The radicalism of the Democrats when it comes to immigration is the Dog That Didn't Bark in the 2016 election. At a time of international terrorism, continued waves of Central American youths rushing the southern border, an epidemic of sexual harassment cases directed against European women by Muslim migrants, and massive unemployment and low wages, the Democratic Party is all but promising to abolish immigration law and admit an unlimited number of people to enter the country. Such an action would overwhelm any efforts to create jobs, increase wages, or rebuild crumbling American infrastructure.

Indeed, Hillary Clinton's warnings about the dangers of illegal immigration from only a few years ago would place her on the far right today.

Incredibly, neither the Republican Party nor  Donald Trump seems to be focused on this issue. So it falls to Senator Sessions to connect the dots between the Open Borders policies being urged on the Western world and the rising threat of Islamic terrorism.

In a statement after the terrorist attack in Nice, Sessions pointed out the failure of the Muslim community in France to assimilate and warned of increasing radicalism. And he predicted the United States, under President Clinton's plan to expand the number of Muslim refugees to the United States, would soon face the same threat.

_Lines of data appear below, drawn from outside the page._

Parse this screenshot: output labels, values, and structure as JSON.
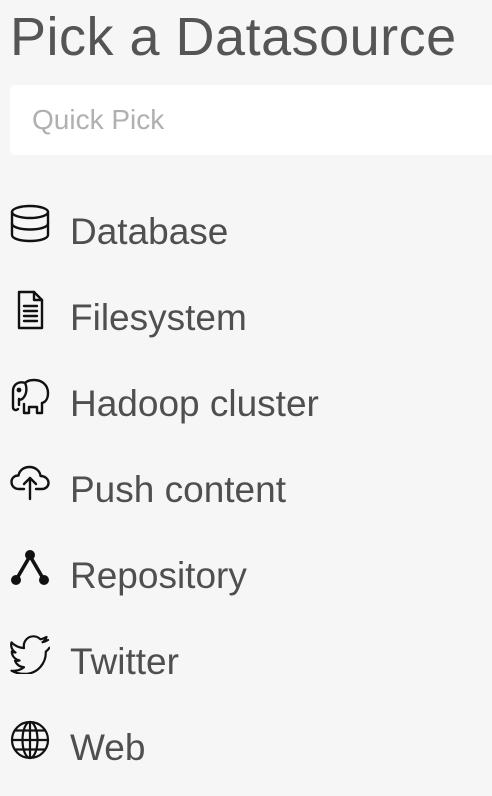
{
  "header": {
    "title": "Pick a Datasource"
  },
  "search": {
    "placeholder": "Quick Pick",
    "value": ""
  },
  "datasources": [
    {
      "label": "Database",
      "icon": "database-icon"
    },
    {
      "label": "Filesystem",
      "icon": "file-icon"
    },
    {
      "label": "Hadoop cluster",
      "icon": "elephant-icon"
    },
    {
      "label": "Push content",
      "icon": "cloud-upload-icon"
    },
    {
      "label": "Repository",
      "icon": "repository-icon"
    },
    {
      "label": "Twitter",
      "icon": "twitter-bird-icon"
    },
    {
      "label": "Web",
      "icon": "globe-icon"
    }
  ],
  "colors": {
    "background": "#f6f6f6",
    "text": "#4a4a4a",
    "placeholder": "#b0b0b0",
    "input_background": "#ffffff"
  }
}
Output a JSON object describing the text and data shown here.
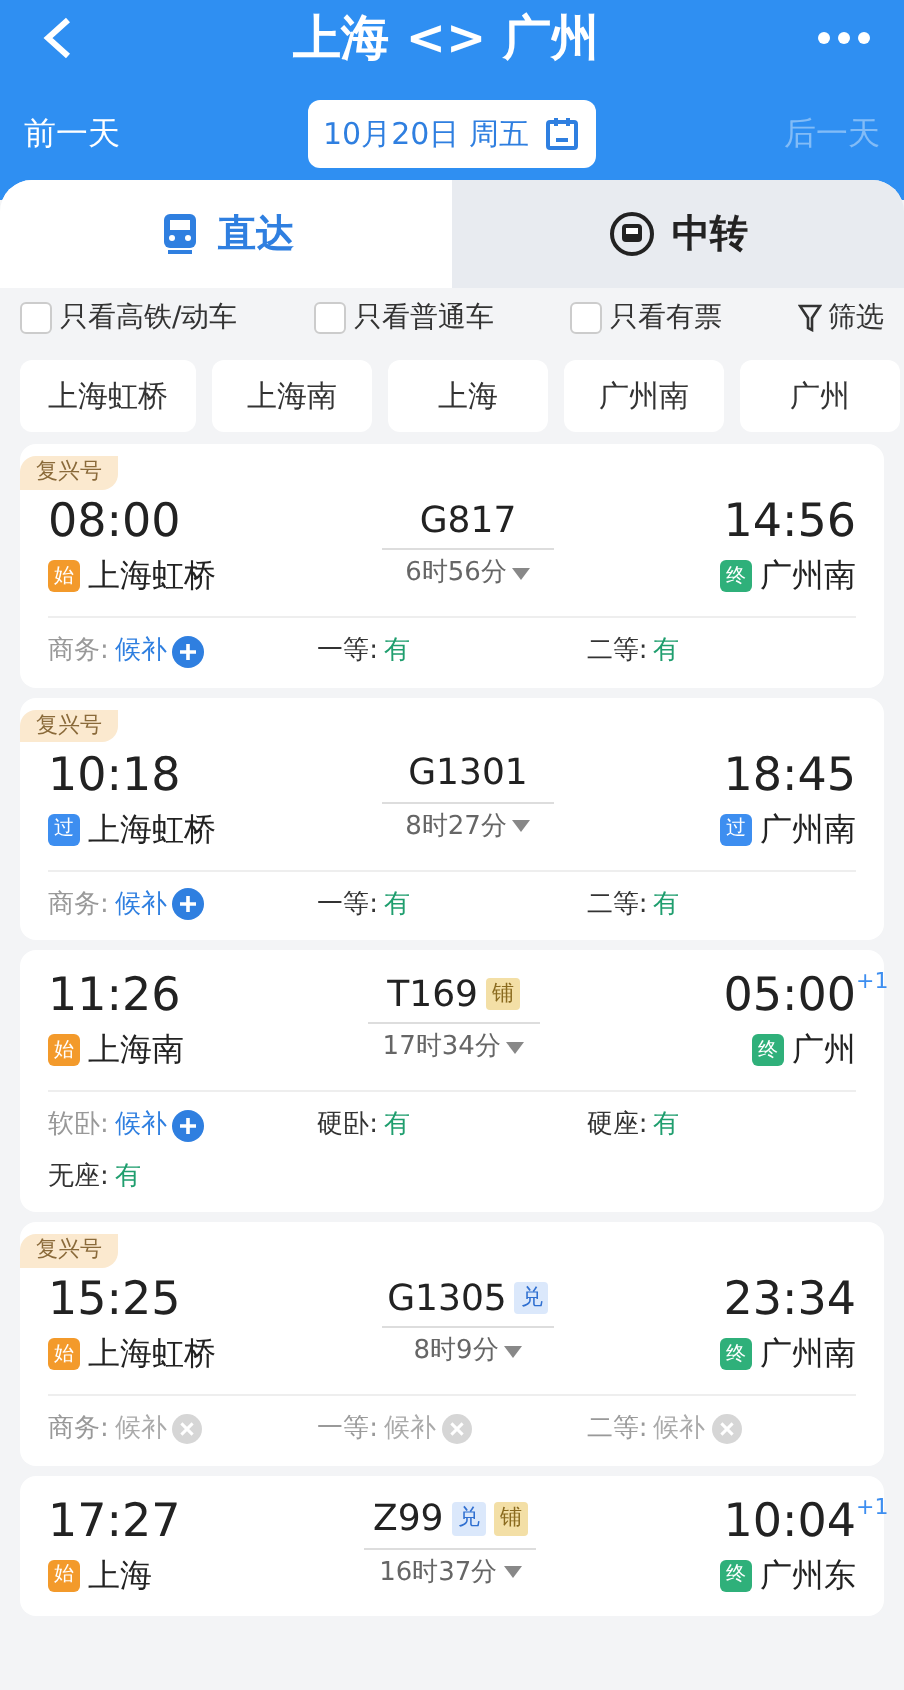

We increasingly face the same problems in the United States. In seven years, we will reach the highest level of foreign born in our history. While limited, carefully vetted immigration is in our national interest, the push for open borders and ever higher levels of immigration increasingly isolates new immigrants and threatens our security. Hillary Clinton proposes raising the current level of unvettable Syrian refugees from the present 10,000 to 65,000 per year.

It has been reported that migration from Muslim majority countries represents the fastest growing segment of the 1.1 million green cards we issue every year. Since 9/11, we have permanently resettled approximately 1.5 million migrants from Muslim nations in the United States. By the time President Obama leaves office, he will have left our immigration system more vulnerable than ever. As we work to protect Americans from terrorists, we must understand how open we’ve been to immigration from countries with a history of terrorism.

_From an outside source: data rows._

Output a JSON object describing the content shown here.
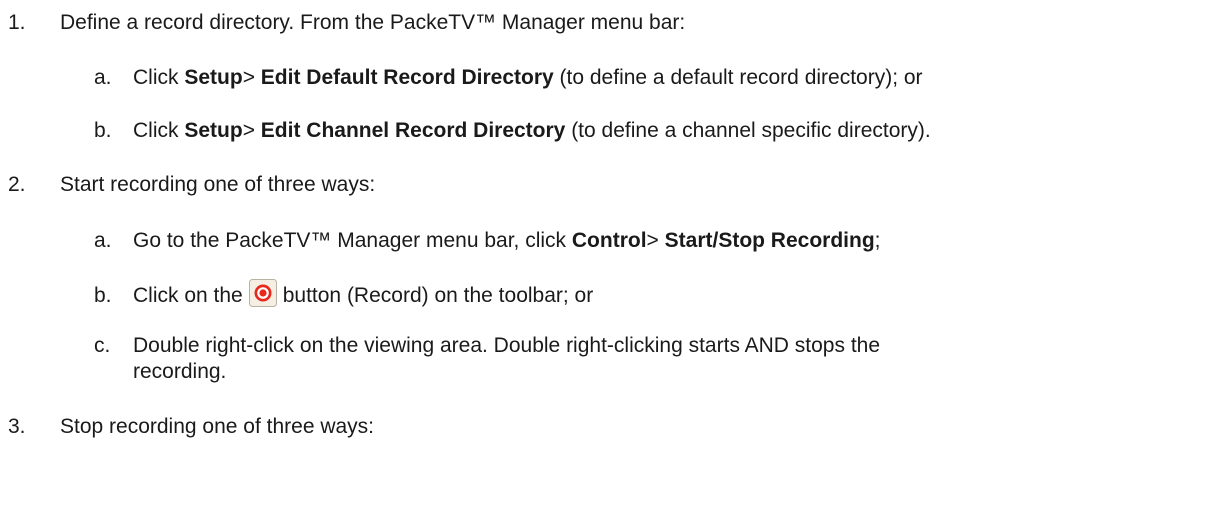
{
  "steps": [
    {
      "num": "1.",
      "text": "Define a record directory. From the PackeTV™ Manager menu bar:",
      "sub": [
        {
          "letter": "a.",
          "pre": "Click ",
          "b1": "Setup",
          "sep": "> ",
          "b2": "Edit Default Record Directory",
          "post": " (to define a default record directory); or"
        },
        {
          "letter": "b.",
          "pre": "Click ",
          "b1": "Setup",
          "sep": "> ",
          "b2": "Edit Channel Record Directory",
          "post": " (to define a channel specific directory)."
        }
      ]
    },
    {
      "num": "2.",
      "text": "Start recording one of three ways:",
      "sub": [
        {
          "letter": "a.",
          "pre": "Go to the PackeTV™ Manager menu bar, click ",
          "b1": "Control",
          "sep": "> ",
          "b2": "Start/Stop Recording",
          "post": ";"
        },
        {
          "letter": "b.",
          "pre": "Click on the",
          "post": "button (Record) on the toolbar; or"
        },
        {
          "letter": "c.",
          "line1": "Double right-click on the viewing area. Double right-clicking starts AND stops the",
          "line2": "recording."
        }
      ]
    },
    {
      "num": "3.",
      "text": "Stop recording one of three ways:"
    }
  ],
  "icons": {
    "record": "record-button-icon",
    "record_color": "#e8281c"
  }
}
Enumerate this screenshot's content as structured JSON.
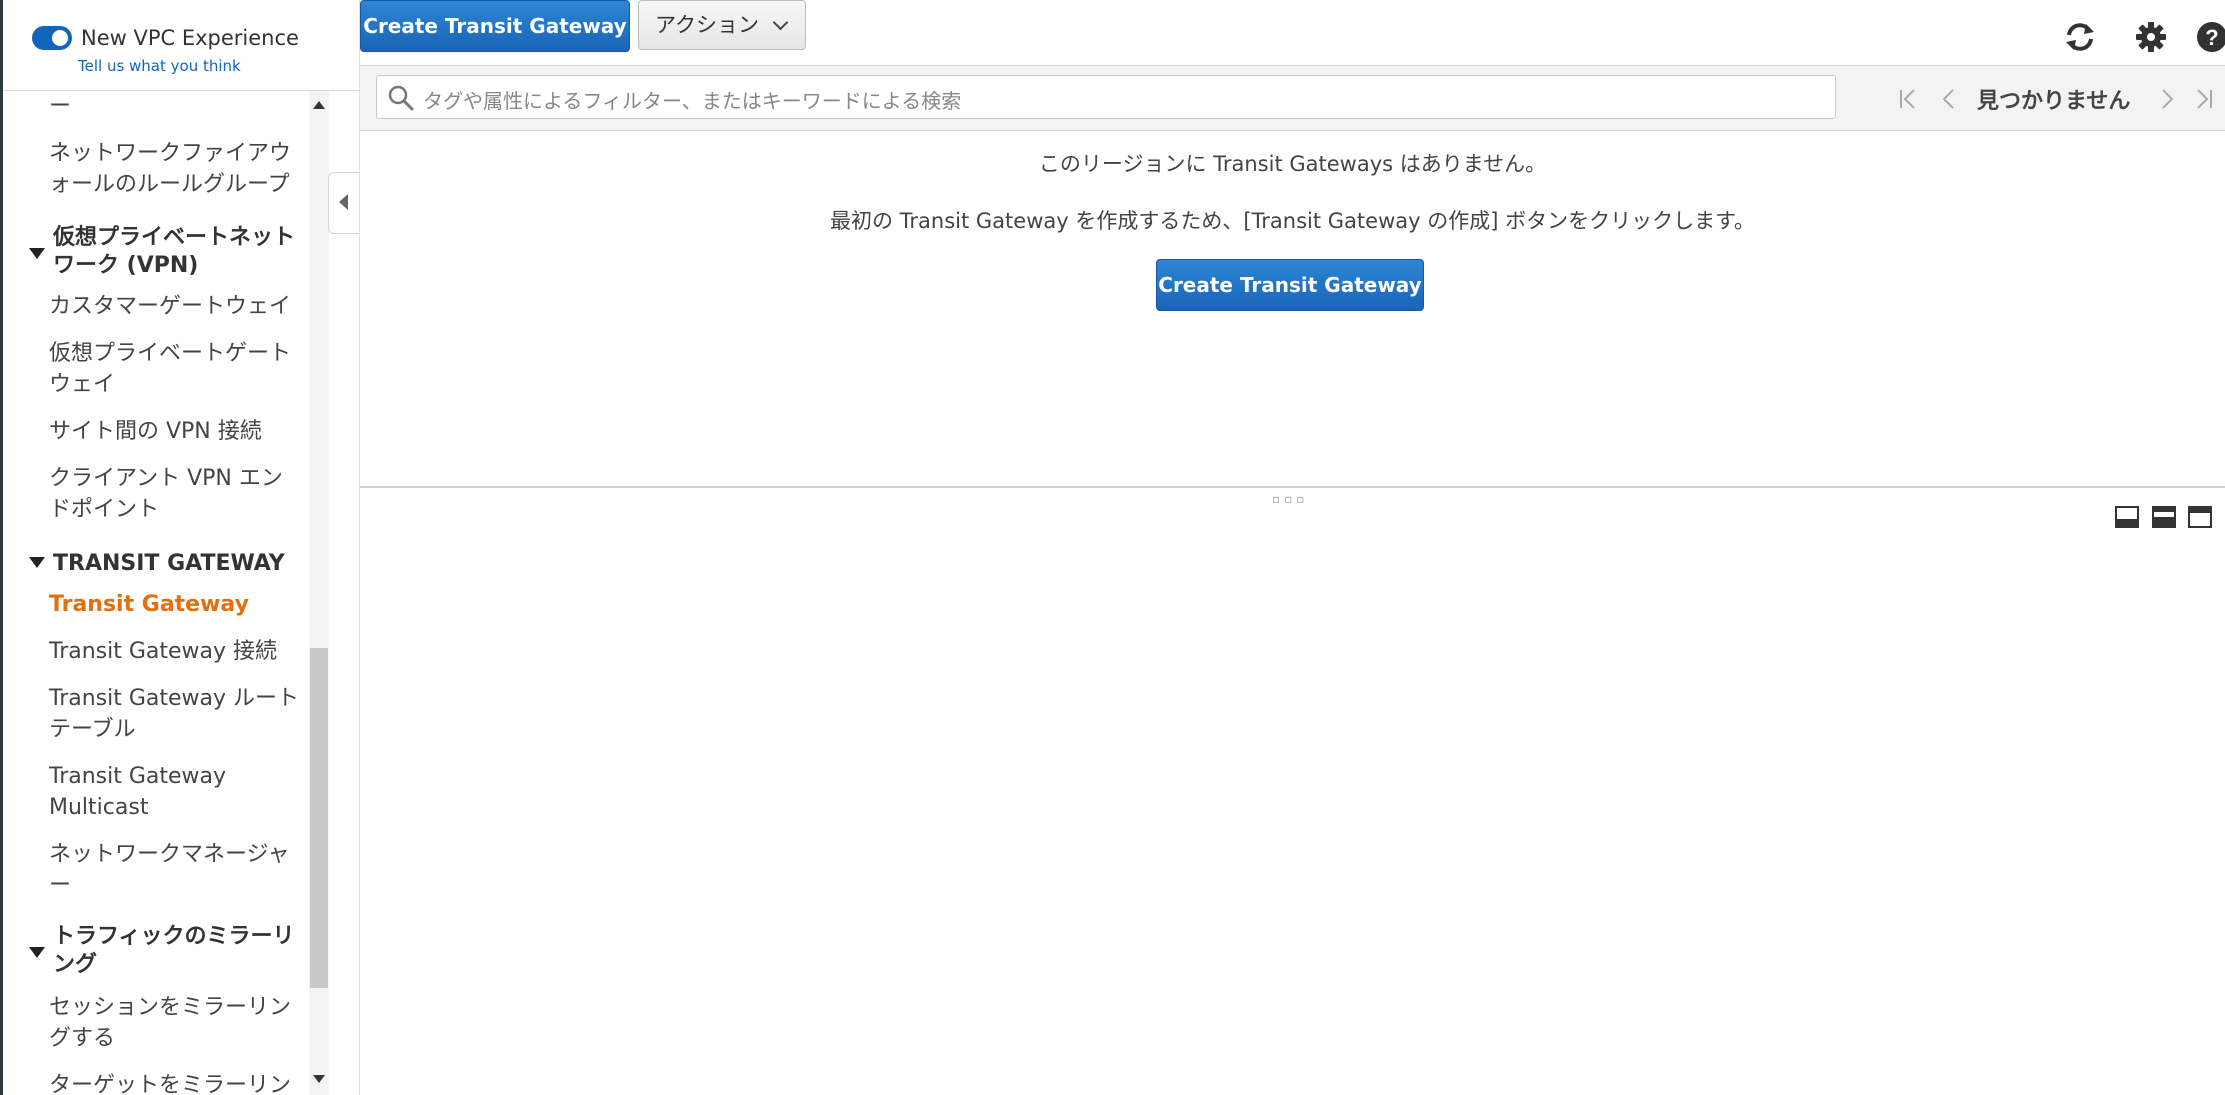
{
  "header": {
    "toggle_label": "New VPC Experience",
    "feedback_link": "Tell us what you think"
  },
  "sidebar": {
    "items": [
      {
        "label": "ー"
      },
      {
        "label": "ネットワークファイアウォールのルールグループ"
      },
      {
        "label": "仮想プライベートネットワーク (VPN)"
      },
      {
        "label": "カスタマーゲートウェイ"
      },
      {
        "label": "仮想プライベートゲートウェイ"
      },
      {
        "label": "サイト間の VPN 接続"
      },
      {
        "label": "クライアント VPN エンドポイント"
      },
      {
        "label": "TRANSIT GATEWAY"
      },
      {
        "label": "Transit Gateway"
      },
      {
        "label": "Transit Gateway 接続"
      },
      {
        "label": "Transit Gateway ルートテーブル"
      },
      {
        "label": "Transit Gateway Multicast"
      },
      {
        "label": "ネットワークマネージャー"
      },
      {
        "label": "トラフィックのミラーリング"
      },
      {
        "label": "セッションをミラーリングする"
      },
      {
        "label": "ターゲットをミラーリン"
      }
    ],
    "active_item": "Transit Gateway"
  },
  "toolbar": {
    "create_label": "Create Transit Gateway",
    "actions_label": "アクション"
  },
  "filter": {
    "placeholder": "タグや属性によるフィルター、またはキーワードによる検索",
    "pager_status": "見つかりません"
  },
  "empty_state": {
    "title": "このリージョンに Transit Gateways はありません。",
    "hint": "最初の Transit Gateway を作成するため、[Transit Gateway の作成] ボタンをクリックします。",
    "create_label": "Create Transit Gateway"
  },
  "icons": {
    "toolbar": [
      "refresh-icon",
      "gear-icon",
      "help-icon"
    ],
    "pager": [
      "first-page-icon",
      "previous-page-icon",
      "next-page-icon",
      "last-page-icon"
    ],
    "layout": [
      "layout-bottom-icon",
      "layout-split-icon",
      "layout-top-icon"
    ]
  },
  "colors": {
    "primary_button": "#1a64b8",
    "active_nav": "#e07010",
    "toggle_on": "#1166bb"
  }
}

[Jeff Sessions: Islamic Attacks Like Nice, Orlando Inevitable Unless Immigration Policy Changeby Michelle Moons, Breitbart, July 15, 2016]

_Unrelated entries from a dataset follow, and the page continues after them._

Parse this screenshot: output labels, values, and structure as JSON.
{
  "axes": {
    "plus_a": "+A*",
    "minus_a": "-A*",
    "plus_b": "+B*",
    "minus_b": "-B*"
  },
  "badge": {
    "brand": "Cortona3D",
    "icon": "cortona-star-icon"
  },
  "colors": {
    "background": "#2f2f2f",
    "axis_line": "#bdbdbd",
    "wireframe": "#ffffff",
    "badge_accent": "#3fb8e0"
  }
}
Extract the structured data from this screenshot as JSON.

Ultimately, we don't face a terrorism problem. We face an immigration problem. To reverse the old neoconservative slogan, we are fighting them there and then importing them here.

Donald Trump wasted his VP pick on someone who, in the best case scenario, will appeal to movement conservatives who are probably going to vote for him anyway. He needs to re-energize his base, win over independents and Reagan Democrats, and appeal to women who are worried about security in a dangerous world. In order to do that, he needs to return to the one issue which first propelled him to the top of the Republican Party and which can expose the extremism (and hypocrisy) of Crooked Hillary and her Democrats. That means a focus on immigration.

It's a shame Jeff Sessions isn't Trump's VP. But it will be an election costing disaster if Trump doesn't start following his lead on policy soon.